The report examines the particular challenges, both substantive and procedural, confronting those with disabilities when making asylum claims. Asylum practitioners, judges and decision-makers will find it offers plenty of useful and practical guidance. Case law is cited throughout.

Overall, the authors find that disability is an area which is markedly under-documented compared with some other equalities issues in asylum procedure and decision-making, which has potentially very serious implications for justice.
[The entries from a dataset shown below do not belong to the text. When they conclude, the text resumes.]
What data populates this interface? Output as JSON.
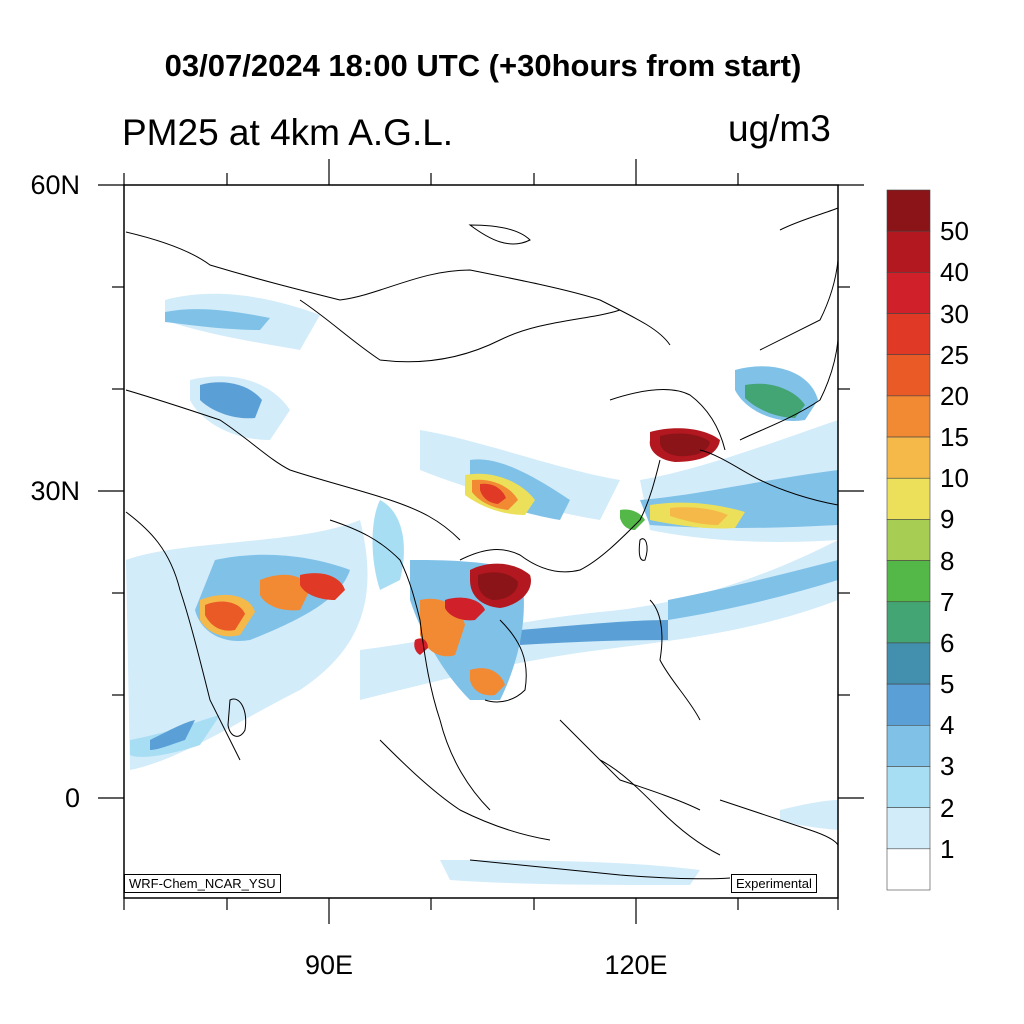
{
  "title": "03/07/2024 18:00 UTC (+30hours from start)",
  "subtitle": "PM25 at 4km A.G.L.",
  "units": "ug/m3",
  "latitude_labels": [
    "60N",
    "30N",
    "0"
  ],
  "longitude_labels": [
    "90E",
    "120E"
  ],
  "model_tag": "WRF-Chem_NCAR_YSU",
  "status_tag": "Experimental",
  "colorbar": {
    "labels": [
      "50",
      "40",
      "30",
      "25",
      "20",
      "15",
      "10",
      "9",
      "8",
      "7",
      "6",
      "5",
      "4",
      "3",
      "2",
      "1"
    ],
    "colors": [
      "#8b1418",
      "#b3171f",
      "#d0202a",
      "#e03a26",
      "#ea5a27",
      "#f28a33",
      "#f5b94a",
      "#ece05a",
      "#a7cd52",
      "#54b849",
      "#43a474",
      "#4290ad",
      "#5aa0d6",
      "#80c1e8",
      "#a8def4",
      "#d2ecfa",
      "#ffffff"
    ]
  },
  "colors": {
    "ocean": "#ffffff",
    "border": "#000000"
  }
}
They conclude: "There is a need for an over-arching framework on disability and international protection, for training of interviewers, decision-makers and Home Office lawyers on these issues and for country of origin information and case law to be reviewed with a disability rights approach in mind. One of the most robustly documented areas of concern is the approach to credibility often adopted by decision-makers, which focusses on a person being able to give a consistent, plausible, coherent and complete account of their history and fears on return, despite this being clinically impossible for some people seeking asylum. There is a need to revisit and emphasise the lower standard of proof for protection claims, to ensure disabled people seeking asylum are not held to an impossible or unrealistic standard of evidence and ability to articulate a claim in full."